Unauthorized Access to SharePoint Servers: Over 100 German Servers Suffering due to Microsoft Security Loophole - Microsoft's Sharepoint Suffers Security Breach, Affecting Over 100 Servers in Germany
A critical security vulnerability, tracked as CVE-2025-53770, has been discovered in Microsoft's SharePoint program, affecting more than 75 organizations worldwide. The flaw, which allows remote code execution (RCE), has been actively exploited since at least mid-July 2025.
The vulnerability, a variant of earlier disclosed flaws such as CVE-2025-49704 and CVE-2025-49706, is rooted in unsafe deserialization processes that accept untrusted data in SharePoint’s handling of page controls and user session authentication. Attackers exploit the vulnerability by sending crafted POST requests to SharePoint endpoints, deploying malicious web shells, and extracting cryptographic keys to forge authentication tokens, impersonate users, execute arbitrary code, and maintain persistence without further interaction with the vulnerable endpoint.
The breach has affected more than 75 company servers during a large-scale exploitation campaign. While specific countries and organizations have not been fully enumerated publicly, initial discovery and reporting credit a Vietnamese cybersecurity firm, Viettel Cyber Security, suggesting that some impacted entities might be in Asia or worldwide. The Cybersecurity and Infrastructure Security Agency (CISA) in the U.S. is monitoring the situation closely, indicating at least significant impact or concern within the United States and likely other countries with on-prem SharePoint Server use.
Both physical on-premises servers and self-managed SharePoint Server instances in cloud environments (e.g., Azure, AWS, GCP) are vulnerable. However, SharePoint Online in Microsoft 365 is not affected, so organizations primarily using Microsoft’s cloud services are not impacted.

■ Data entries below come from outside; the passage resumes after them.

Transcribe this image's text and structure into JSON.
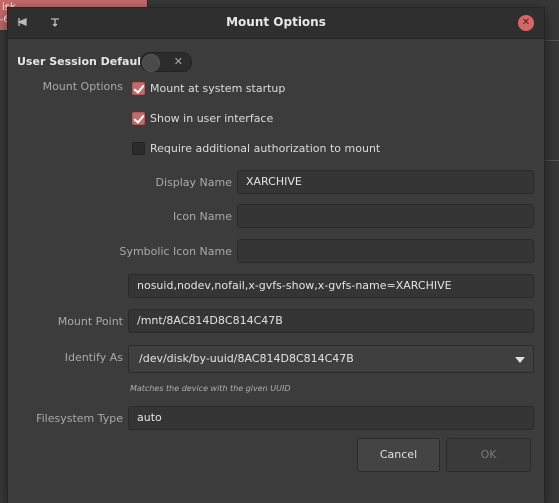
{
  "background": {
    "sidebar_line1": "isk",
    "sidebar_line2": "-68"
  },
  "dialog": {
    "title": "Mount Options",
    "pin_icon": "pin-icon",
    "minimize_icon": "arrow-icon",
    "close_icon": "close-icon"
  },
  "defaults": {
    "label": "User Session Defaults",
    "enabled": false,
    "toggle_symbol": "✕"
  },
  "mount_options": {
    "label": "Mount Options",
    "checkboxes": [
      {
        "label": "Mount at system startup",
        "checked": true
      },
      {
        "label": "Show in user interface",
        "checked": true
      },
      {
        "label": "Require additional authorization to mount",
        "checked": false
      }
    ]
  },
  "fields": {
    "display_name": {
      "label": "Display Name",
      "value": "XARCHIVE"
    },
    "icon_name": {
      "label": "Icon Name",
      "value": ""
    },
    "symbolic_icon_name": {
      "label": "Symbolic Icon Name",
      "value": ""
    },
    "options_string": {
      "value": "nosuid,nodev,nofail,x-gvfs-show,x-gvfs-name=XARCHIVE"
    },
    "mount_point": {
      "label": "Mount Point",
      "value": "/mnt/8AC814D8C814C47B"
    },
    "identify_as": {
      "label": "Identify As",
      "value": "/dev/disk/by-uuid/8AC814D8C814C47B",
      "hint": "Matches the device with the given UUID"
    },
    "filesystem_type": {
      "label": "Filesystem Type",
      "value": "auto"
    }
  },
  "buttons": {
    "cancel": "Cancel",
    "ok": "OK"
  },
  "colors": {
    "accent": "#c36a6a",
    "close": "#d96565"
  }
}
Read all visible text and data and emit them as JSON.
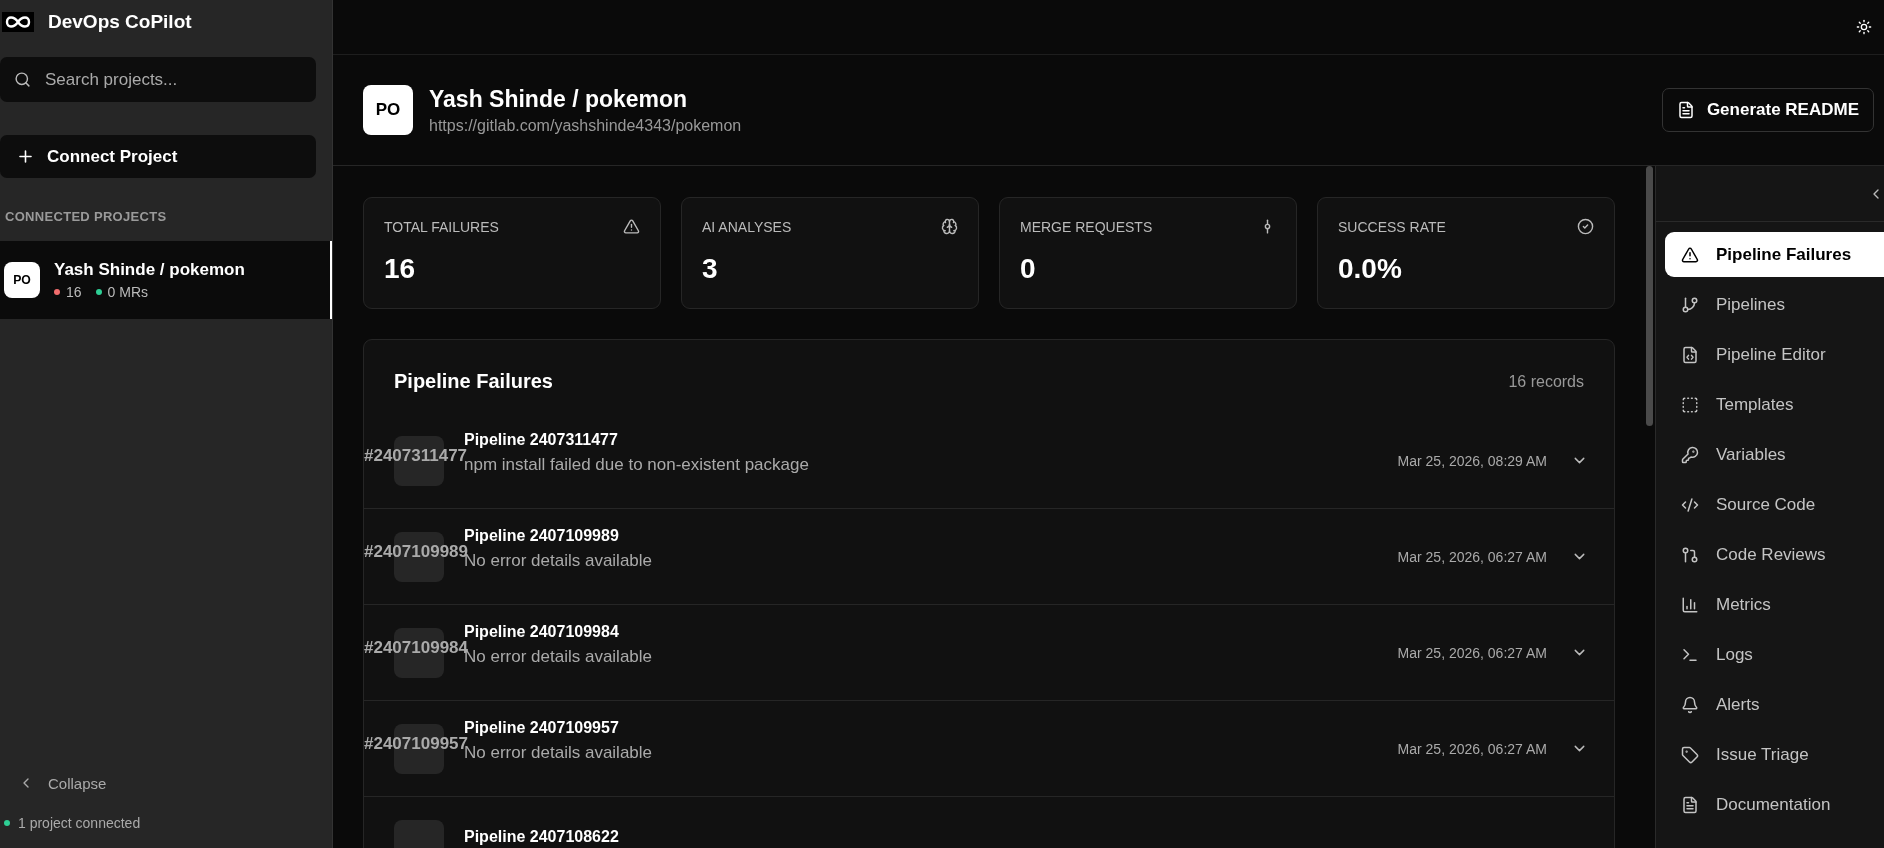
{
  "app": {
    "name": "DevOps CoPilot"
  },
  "sidebar": {
    "search": {
      "placeholder": "Search projects..."
    },
    "connect_button": "Connect Project",
    "section_title": "CONNECTED PROJECTS",
    "projects": [
      {
        "initials": "PO",
        "name": "Yash Shinde / pokemon",
        "selected": true,
        "stats": [
          {
            "text": "16",
            "color": "#f26d6d"
          },
          {
            "text": "0 MRs",
            "color": "#2ecf95"
          }
        ]
      }
    ],
    "collapse": "Collapse",
    "footer": "1 project connected"
  },
  "header": {
    "initials": "PO",
    "title": "Yash Shinde / pokemon",
    "url": "https://gitlab.com/yashshinde4343/pokemon",
    "button": "Generate README"
  },
  "stats": [
    {
      "label": "TOTAL FAILURES",
      "value": "16"
    },
    {
      "label": "AI ANALYSES",
      "value": "3"
    },
    {
      "label": "MERGE REQUESTS",
      "value": "0"
    },
    {
      "label": "SUCCESS RATE",
      "value": "0.0%"
    }
  ],
  "failures": {
    "title": "Pipeline Failures",
    "count": "16 records",
    "rows": [
      {
        "id": "#2407311477",
        "title": "Pipeline 2407311477",
        "message": "npm install failed due to non-existent package",
        "date": "Mar 25, 2026, 08:29 AM"
      },
      {
        "id": "#2407109989",
        "title": "Pipeline 2407109989",
        "message": "No error details available",
        "date": "Mar 25, 2026, 06:27 AM"
      },
      {
        "id": "#2407109984",
        "title": "Pipeline 2407109984",
        "message": "No error details available",
        "date": "Mar 25, 2026, 06:27 AM"
      },
      {
        "id": "#2407109957",
        "title": "Pipeline 2407109957",
        "message": "No error details available",
        "date": "Mar 25, 2026, 06:27 AM"
      },
      {
        "title": "Pipeline 2407108622"
      }
    ]
  },
  "nav": [
    {
      "label": "Pipeline Failures",
      "selected": true
    },
    {
      "label": "Pipelines",
      "selected": false
    },
    {
      "label": "Pipeline Editor",
      "selected": false
    },
    {
      "label": "Templates",
      "selected": false
    },
    {
      "label": "Variables",
      "selected": false
    },
    {
      "label": "Source Code",
      "selected": false
    },
    {
      "label": "Code Reviews",
      "selected": false
    },
    {
      "label": "Metrics",
      "selected": false
    },
    {
      "label": "Logs",
      "selected": false
    },
    {
      "label": "Alerts",
      "selected": false
    },
    {
      "label": "Issue Triage",
      "selected": false
    },
    {
      "label": "Documentation",
      "selected": false
    }
  ]
}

Attacks are difficult to detect due to their ability to blend with legitimate SharePoint operations, with attackers achieving lateral movement inside networks and potentially full takeover of organizational SharePoint infrastructure. The exploitation campaign has been ongoing since at least mid-July 2025, with preparatory steps including months of vulnerability disclosures and proof-of-concept exploits.

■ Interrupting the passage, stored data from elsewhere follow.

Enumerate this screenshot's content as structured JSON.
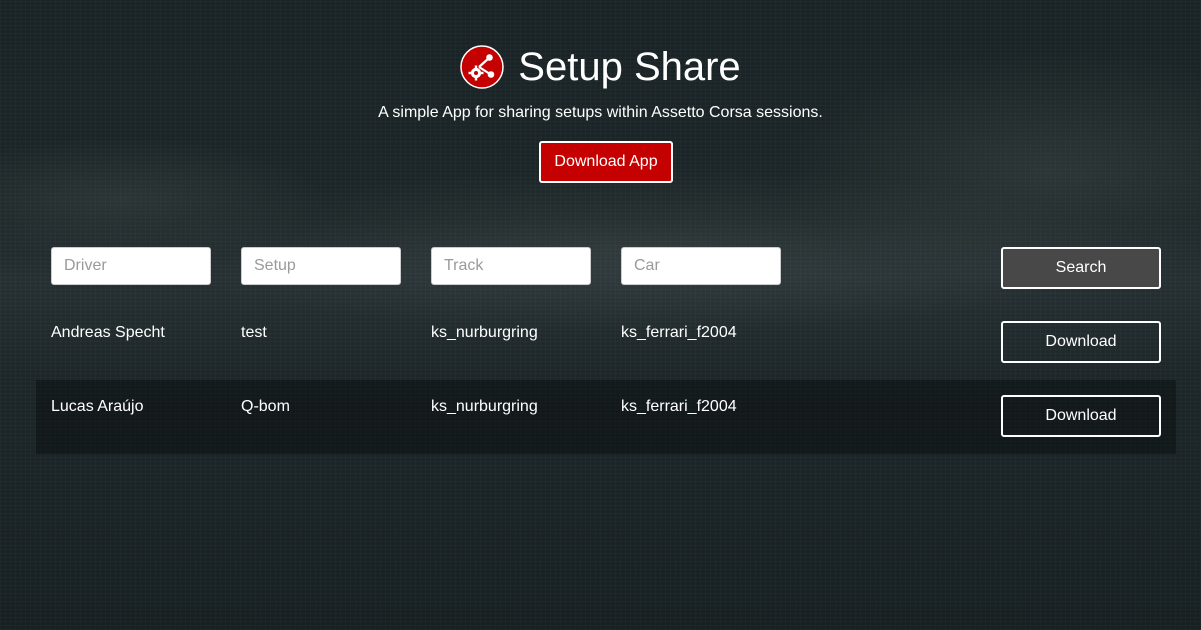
{
  "header": {
    "title": "Setup Share",
    "subtitle": "A simple App for sharing setups within Assetto Corsa sessions.",
    "download_app_label": "Download App",
    "logo_icon": "share-gear-icon",
    "accent_color": "#c40000"
  },
  "filters": {
    "driver_placeholder": "Driver",
    "setup_placeholder": "Setup",
    "track_placeholder": "Track",
    "car_placeholder": "Car",
    "driver_value": "",
    "setup_value": "",
    "track_value": "",
    "car_value": "",
    "search_label": "Search"
  },
  "rows": [
    {
      "driver": "Andreas Specht",
      "setup": "test",
      "track": "ks_nurburgring",
      "car": "ks_ferrari_f2004",
      "action_label": "Download"
    },
    {
      "driver": "Lucas Araújo",
      "setup": "Q-bom",
      "track": "ks_nurburgring",
      "car": "ks_ferrari_f2004",
      "action_label": "Download"
    }
  ]
}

Microsoft has acknowledged the issue and is preparing a patch update. Organizations running self-hosted versions of SharePoint are urged to urgently apply security updates once available and monitor for suspicious activity. German organizations were disproportionately affected, with at least 104 servers in Germany exposed to the network without a security update by Monday.
The Federal Office for Information Security (BSI) considers the threat level "very high" and sees "massive active exploitation." Microsoft has identified three Chinese hacker groups among the attackers, two of which are known for actions on behalf of the state. The risk of further exploitation is not theoretical, with the vulnerability rated 9.8 out of 10 on the CVSS scale.
Organizations are advised to immediately install updates, exchange machine keys, and conduct a forensic investigation to find possible backdoors. Eye Security recommends shutting down or isolating affected servers to better protect against further attack waves. The hacker groups are observed by Microsoft under the names Linen Typhoon and Violet Typhoon.
Community policy should emphasize the immediate installation of security updates for Microsoft's SharePoint program to address the CVE-2025-53777 vulnerability, as failure to do so may lead to breaches in health and safety, including cybersecurity threats. Employing technology such as advanced security solutions and monitoring tools can aid in detecting suspicious activity and mitigating risks associated with this high-severity issue.